Intracytoplasmic sperm injection (ICSI)
ICSI is applied when the sperm is incapable of fertilising the egg on its own (as previously described). Using highly specialised equipment, the embryologist deposits a single spermatozoon inside the egg to induce activation and fertilisation of the egg. Only one motile spermatozoon is required for each egg.
The method has been successfully used since 1992 and overcomes almost all the barriers that cause male infertility.
Thanks to ICSI, men with severely compromised sperm quality (reduced number, low motility, bad morphology or ejaculation problems) can now father a child of their own; something that was impossible in the not so distant past.
Until today, thousands of babies have been born from ICSI, with no indication that the method presents a danger for embryo quality and child health (according to a large scale epidemiological study from Belgium).
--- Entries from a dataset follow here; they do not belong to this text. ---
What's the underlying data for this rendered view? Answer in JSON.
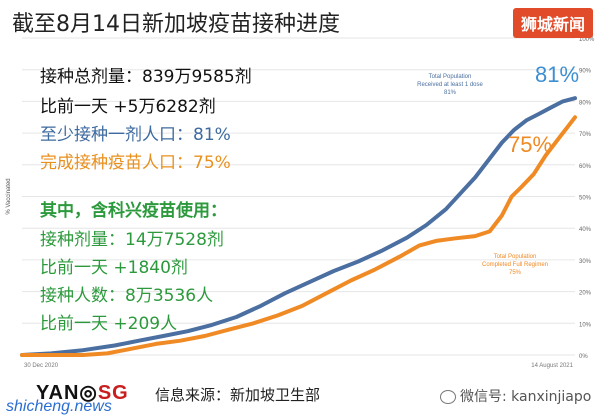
{
  "title": "截至8月14日新加坡疫苗接种进度",
  "brand": "狮城新闻",
  "stats": {
    "total_doses": "接种总剂量：839万9585剂",
    "total_doses_change": "比前一天 +5万6282剂",
    "at_least_one": "至少接种一剂人口：81%",
    "fully_vaccinated": "完成接种疫苗人口：75%",
    "sinovac_heading": "其中，含科兴疫苗使用：",
    "sinovac_doses": "接种剂量：14万7528剂",
    "sinovac_doses_change": "比前一天 +1840剂",
    "sinovac_people": "接种人数：8万3536人",
    "sinovac_people_change": "比前一天 +209人"
  },
  "footer": {
    "logo_yan": "YAN",
    "logo_sg": "SG",
    "site": "shicheng.news",
    "source": "信息来源：新加坡卫生部",
    "wechat": "微信号: kanxinjiapo"
  },
  "colors": {
    "blue": "#4a6fa0",
    "orange": "#f08a24",
    "green": "#2c9a3c",
    "brand": "#e24b2a"
  },
  "chart_data": {
    "type": "line",
    "ylabel": "% Vaccinated",
    "ylim": [
      0,
      100
    ],
    "y_ticks": [
      "0%",
      "10%",
      "20%",
      "30%",
      "40%",
      "50%",
      "60%",
      "70%",
      "80%",
      "90%",
      "100%"
    ],
    "x_labels": [
      "30 Dec 2020",
      "14 August 2021"
    ],
    "x_range_days": [
      0,
      227
    ],
    "series": [
      {
        "name": "Total Population Received at least 1 dose",
        "label_line1": "Total Population",
        "label_line2": "Received at least 1 dose",
        "label_line3": "81%",
        "end_label": "81%",
        "color": "#4a6fa0",
        "points": [
          [
            0,
            0
          ],
          [
            12,
            0.5
          ],
          [
            25,
            1.5
          ],
          [
            38,
            3
          ],
          [
            48,
            4.5
          ],
          [
            58,
            6
          ],
          [
            68,
            7.5
          ],
          [
            78,
            9.5
          ],
          [
            88,
            12
          ],
          [
            98,
            15.5
          ],
          [
            108,
            19.5
          ],
          [
            118,
            23
          ],
          [
            128,
            26.5
          ],
          [
            138,
            29.5
          ],
          [
            148,
            33
          ],
          [
            158,
            37
          ],
          [
            166,
            41
          ],
          [
            174,
            46
          ],
          [
            180,
            51
          ],
          [
            186,
            56
          ],
          [
            192,
            62
          ],
          [
            197,
            67
          ],
          [
            202,
            71
          ],
          [
            207,
            74
          ],
          [
            212,
            76
          ],
          [
            217,
            78
          ],
          [
            222,
            80
          ],
          [
            227,
            81
          ]
        ]
      },
      {
        "name": "Total Population Completed Full Regimen",
        "label_line1": "Total Population",
        "label_line2": "Completed Full Regimen",
        "label_line3": "75%",
        "end_label": "75%",
        "color": "#f08a24",
        "points": [
          [
            0,
            0
          ],
          [
            25,
            0
          ],
          [
            35,
            0.5
          ],
          [
            45,
            2
          ],
          [
            55,
            3.5
          ],
          [
            65,
            4.5
          ],
          [
            75,
            6
          ],
          [
            85,
            8
          ],
          [
            95,
            10
          ],
          [
            105,
            12.5
          ],
          [
            115,
            15.5
          ],
          [
            125,
            19.5
          ],
          [
            135,
            23.5
          ],
          [
            145,
            27
          ],
          [
            155,
            31
          ],
          [
            163,
            34.5
          ],
          [
            170,
            36
          ],
          [
            178,
            36.8
          ],
          [
            186,
            37.5
          ],
          [
            192,
            39
          ],
          [
            197,
            44
          ],
          [
            201,
            50
          ],
          [
            205,
            53
          ],
          [
            210,
            57
          ],
          [
            215,
            63
          ],
          [
            220,
            68
          ],
          [
            224,
            72
          ],
          [
            227,
            75
          ]
        ]
      }
    ]
  }
}
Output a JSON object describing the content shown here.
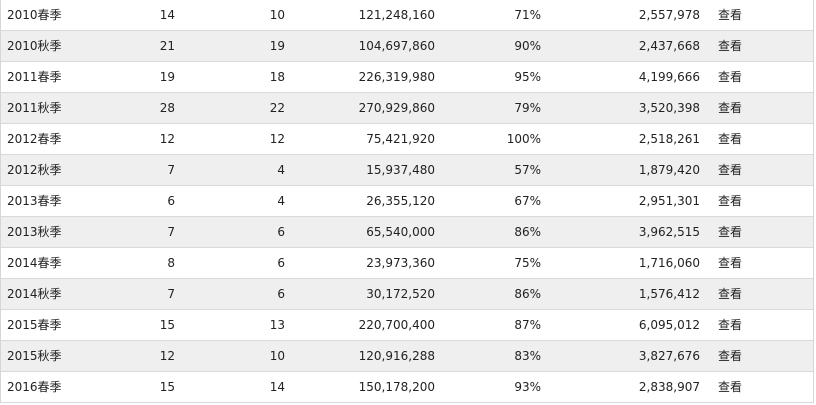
{
  "rows": [
    {
      "season": "2010春季",
      "c2": "14",
      "c3": "10",
      "c4": "121,248,160",
      "c5": "71%",
      "c6": "2,557,978",
      "action": "查看"
    },
    {
      "season": "2010秋季",
      "c2": "21",
      "c3": "19",
      "c4": "104,697,860",
      "c5": "90%",
      "c6": "2,437,668",
      "action": "查看"
    },
    {
      "season": "2011春季",
      "c2": "19",
      "c3": "18",
      "c4": "226,319,980",
      "c5": "95%",
      "c6": "4,199,666",
      "action": "查看"
    },
    {
      "season": "2011秋季",
      "c2": "28",
      "c3": "22",
      "c4": "270,929,860",
      "c5": "79%",
      "c6": "3,520,398",
      "action": "查看"
    },
    {
      "season": "2012春季",
      "c2": "12",
      "c3": "12",
      "c4": "75,421,920",
      "c5": "100%",
      "c6": "2,518,261",
      "action": "查看"
    },
    {
      "season": "2012秋季",
      "c2": "7",
      "c3": "4",
      "c4": "15,937,480",
      "c5": "57%",
      "c6": "1,879,420",
      "action": "查看"
    },
    {
      "season": "2013春季",
      "c2": "6",
      "c3": "4",
      "c4": "26,355,120",
      "c5": "67%",
      "c6": "2,951,301",
      "action": "查看"
    },
    {
      "season": "2013秋季",
      "c2": "7",
      "c3": "6",
      "c4": "65,540,000",
      "c5": "86%",
      "c6": "3,962,515",
      "action": "查看"
    },
    {
      "season": "2014春季",
      "c2": "8",
      "c3": "6",
      "c4": "23,973,360",
      "c5": "75%",
      "c6": "1,716,060",
      "action": "查看"
    },
    {
      "season": "2014秋季",
      "c2": "7",
      "c3": "6",
      "c4": "30,172,520",
      "c5": "86%",
      "c6": "1,576,412",
      "action": "查看"
    },
    {
      "season": "2015春季",
      "c2": "15",
      "c3": "13",
      "c4": "220,700,400",
      "c5": "87%",
      "c6": "6,095,012",
      "action": "查看"
    },
    {
      "season": "2015秋季",
      "c2": "12",
      "c3": "10",
      "c4": "120,916,288",
      "c5": "83%",
      "c6": "3,827,676",
      "action": "查看"
    },
    {
      "season": "2016春季",
      "c2": "15",
      "c3": "14",
      "c4": "150,178,200",
      "c5": "93%",
      "c6": "2,838,907",
      "action": "查看"
    }
  ],
  "colors": {
    "row_alt_bg": "#efefef",
    "border": "#d9d9d9",
    "text": "#222222"
  }
}
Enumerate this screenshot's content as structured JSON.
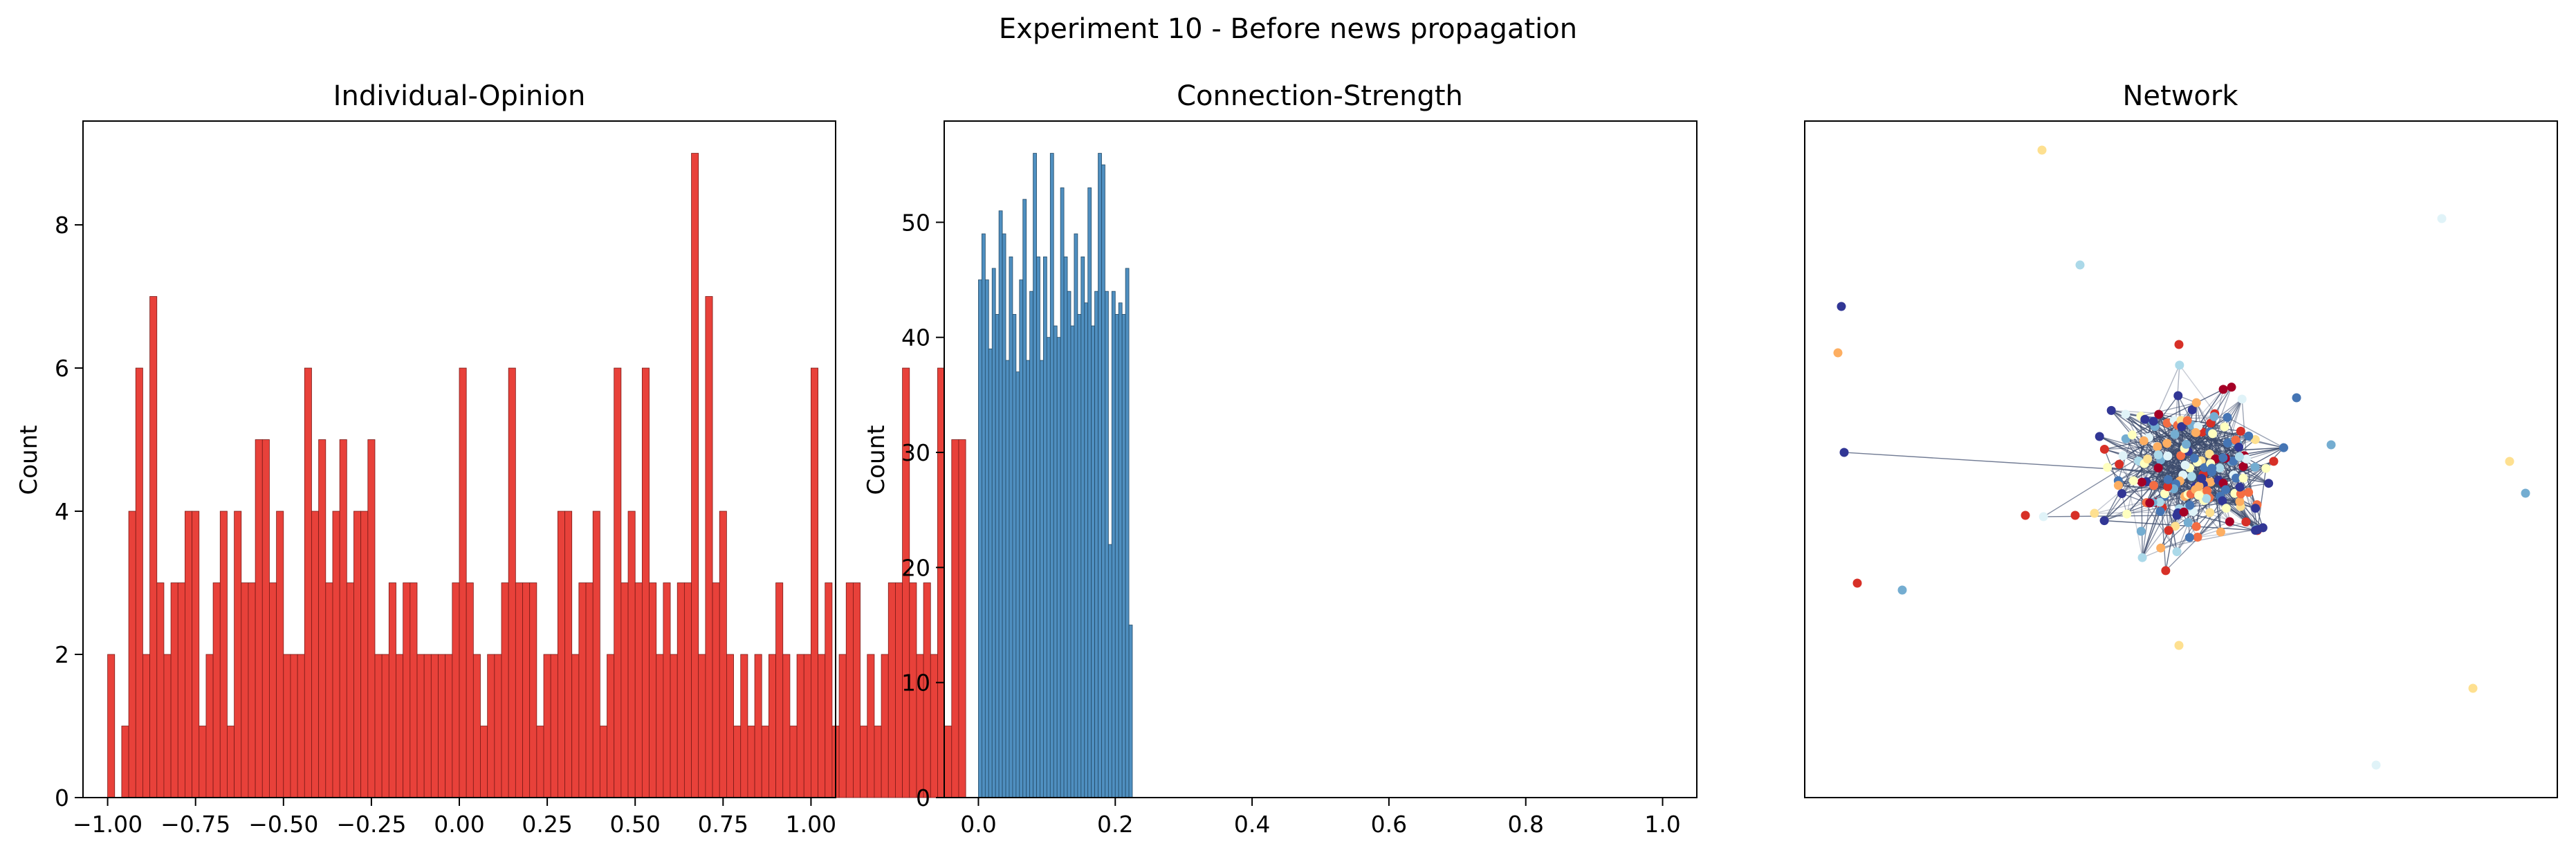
{
  "suptitle": "Experiment 10 - Before news propagation",
  "chart_data": [
    {
      "type": "bar",
      "title": "Individual-Opinion",
      "xlabel": "",
      "ylabel": "Count",
      "xlim": [
        -1.07,
        1.07
      ],
      "ylim": [
        0,
        9.45
      ],
      "xticks": [
        -1.0,
        -0.75,
        -0.5,
        -0.25,
        0.0,
        0.25,
        0.5,
        0.75,
        1.0
      ],
      "xtick_labels": [
        "−1.00",
        "−0.75",
        "−0.50",
        "−0.25",
        "0.00",
        "0.25",
        "0.50",
        "0.75",
        "1.00"
      ],
      "yticks": [
        0,
        2,
        4,
        6,
        8
      ],
      "bin_start": -1.0,
      "bin_width": 0.02,
      "values": [
        2,
        0,
        1,
        4,
        6,
        2,
        7,
        3,
        2,
        3,
        3,
        4,
        4,
        1,
        2,
        3,
        4,
        1,
        4,
        3,
        3,
        5,
        5,
        3,
        4,
        2,
        2,
        2,
        6,
        4,
        5,
        3,
        4,
        5,
        3,
        4,
        4,
        5,
        2,
        2,
        3,
        2,
        3,
        3,
        2,
        2,
        2,
        2,
        2,
        3,
        6,
        3,
        2,
        1,
        2,
        2,
        3,
        6,
        3,
        3,
        3,
        1,
        2,
        2,
        4,
        4,
        2,
        3,
        3,
        4,
        1,
        2,
        6,
        3,
        4,
        3,
        6,
        3,
        2,
        3,
        2,
        3,
        3,
        9,
        2,
        7,
        3,
        4,
        2,
        1,
        2,
        1,
        2,
        1,
        2,
        3,
        2,
        1,
        2,
        2,
        6,
        2,
        3,
        1,
        2,
        3,
        3,
        1,
        2,
        1,
        2,
        3,
        3,
        6,
        3,
        2,
        3,
        2,
        6,
        1,
        5,
        5
      ],
      "bar_color": "#e8413a",
      "edge_color": "#7a1a17",
      "grid": false
    },
    {
      "type": "bar",
      "title": "Connection-Strength",
      "xlabel": "",
      "ylabel": "Count",
      "xlim": [
        -0.05,
        1.05
      ],
      "ylim": [
        0,
        58.8
      ],
      "xticks": [
        0.0,
        0.2,
        0.4,
        0.6,
        0.8,
        1.0
      ],
      "xtick_labels": [
        "0.0",
        "0.2",
        "0.4",
        "0.6",
        "0.8",
        "1.0"
      ],
      "yticks": [
        0,
        10,
        20,
        30,
        40,
        50
      ],
      "bin_start": 0.0,
      "bin_width": 0.005,
      "values": [
        45,
        49,
        45,
        39,
        46,
        42,
        51,
        49,
        38,
        47,
        42,
        37,
        45,
        52,
        38,
        44,
        56,
        47,
        38,
        47,
        40,
        56,
        41,
        40,
        53,
        47,
        44,
        41,
        49,
        42,
        47,
        43,
        53,
        41,
        44,
        56,
        55,
        44,
        22,
        44,
        42,
        43,
        42,
        46,
        15
      ],
      "bar_color": "#4f8fc0",
      "edge_color": "#244a66",
      "grid": false
    },
    {
      "type": "scatter",
      "title": "Network",
      "xlabel": "",
      "ylabel": "",
      "axes_visible": false,
      "node_palette": [
        "#a50026",
        "#d73027",
        "#f46d43",
        "#fdae61",
        "#fee090",
        "#ffffbf",
        "#e0f3f8",
        "#abd9e9",
        "#74add1",
        "#4575b4",
        "#313695"
      ],
      "edge_color": "#3b4a6b"
    }
  ]
}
Except the way that fertilization occurs, the procedure is the same as conventional IVF as far as the man and woman are concerned.
Indications for ICSI
ICSI was developed to treat mainly male infertility. Indications include:
- Severe oligo-asthenozoospermia
- Globozoospermia (absence of acrosome)
- Sperm agglutination
- P revious fertilization failure with conventional IVF in the presence of normal sperm
- ICSI can also be used for other reasons, such as low number or poor quality of oocytes, think or hard zona pelucida, especially in older women. However, this approach is in doubt by many scientists.